On Thursday April 4, the renowned historian Patricia Seed, University of California - Irvine, gave conference "Mapping the world tour" in the auditorium of the Department of Anthropology at the University Autónoma de Yucatán. Professor Seed has been studying the Mercator map, tracing the places from which they come paper, calculations, geographical knowledge and graphic design of this famous document.
According to Dr. Seed, it is impossible to know for sure exactly what data were used to compile the map, but she believes the author was based on the knowledge that time had only a handful of excellent Portuguese cartographers, who then processed the information came from the English and Portuguese voyages around the world. Dr. Seed applied a Mercator map algorithm to determine the degree of accuracy with which various parts of the world are represented in that letter, and found that the closest information to which we have is the one shown, indeed, for the places then carrying the English and Portuguese ships.
Dr. Seed also presented several maps from the same period and close times. He explained that the cartographers of the time they put false information on their maps so that if someone could copy them realize the forgery. He explained that many mapmakers copied maps that were not theirs, but with the destruction of a large map collection in Lisbon in 1755 because of a terrible tsunami and a great fire, lots of original maps have disappeared and is now very difficult to know whether which there are originals or are copies.

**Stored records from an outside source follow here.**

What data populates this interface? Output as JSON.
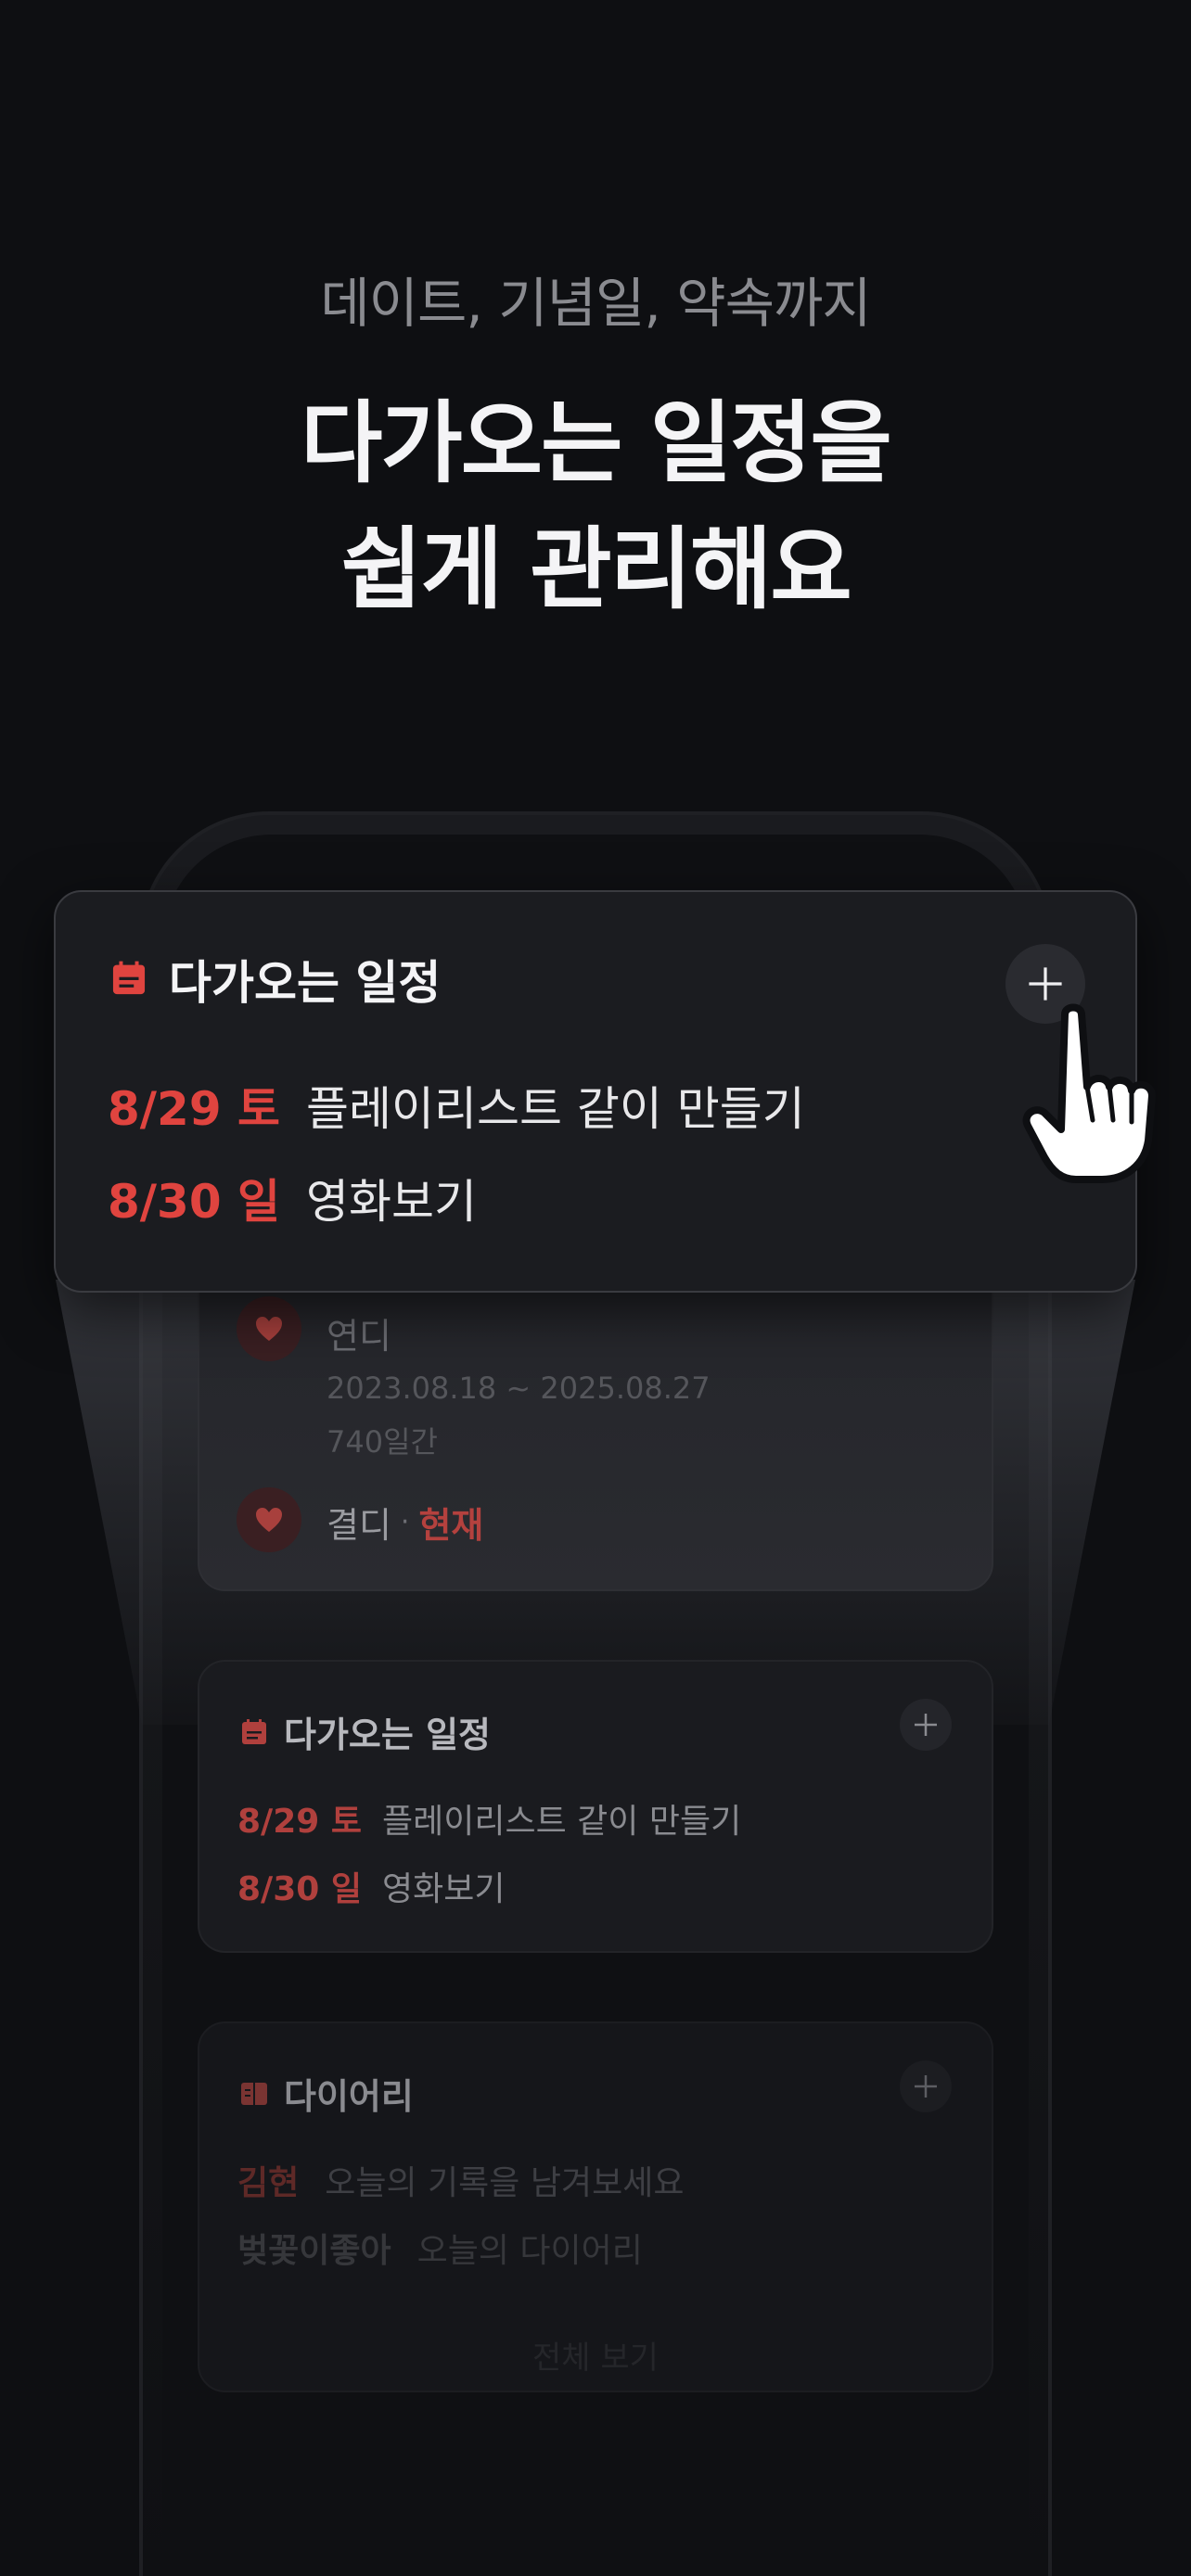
{
  "hero": {
    "eyebrow": "데이트, 기념일, 약속까지",
    "headline_line1": "다가오는 일정을",
    "headline_line2": "쉽게 관리해요"
  },
  "popup_card": {
    "title": "다가오는 일정",
    "icon": "calendar-icon",
    "add_icon": "plus-icon",
    "items": [
      {
        "date": "8/29 토",
        "title": "플레이리스트 같이 만들기"
      },
      {
        "date": "8/30 일",
        "title": "영화보기"
      }
    ]
  },
  "anniversary_card": {
    "entries": [
      {
        "name": "연디",
        "range": "2023.08.18 ~ 2025.08.27",
        "days": "740일간"
      },
      {
        "name": "결디",
        "status_separator": "·",
        "status": "현재"
      }
    ]
  },
  "schedule_card": {
    "title": "다가오는 일정",
    "items": [
      {
        "date": "8/29 토",
        "title": "플레이리스트 같이 만들기"
      },
      {
        "date": "8/30 일",
        "title": "영화보기"
      }
    ]
  },
  "diary_card": {
    "title": "다이어리",
    "items": [
      {
        "author": "김현",
        "text": "오늘의 기록을 남겨보세요"
      },
      {
        "author": "벚꽃이좋아",
        "text": "오늘의 다이어리"
      }
    ],
    "see_all": "전체 보기"
  },
  "colors": {
    "accent": "#e0443f",
    "background": "#0e0f12",
    "card": "#1b1c20"
  }
}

the end of the conference, several teachers and students of our faculty asked him questions. It was a fascinating conference that left us thinking about the importance of graphic representations, especially maps, to our world view. The maps have partial information, and even wrong, but without them many of the current history has not been written. As noted by Jose Luis Borges, the only way to have a perfect map would do the exact size of reality, and that point would become an information overload, and therefore would be useless.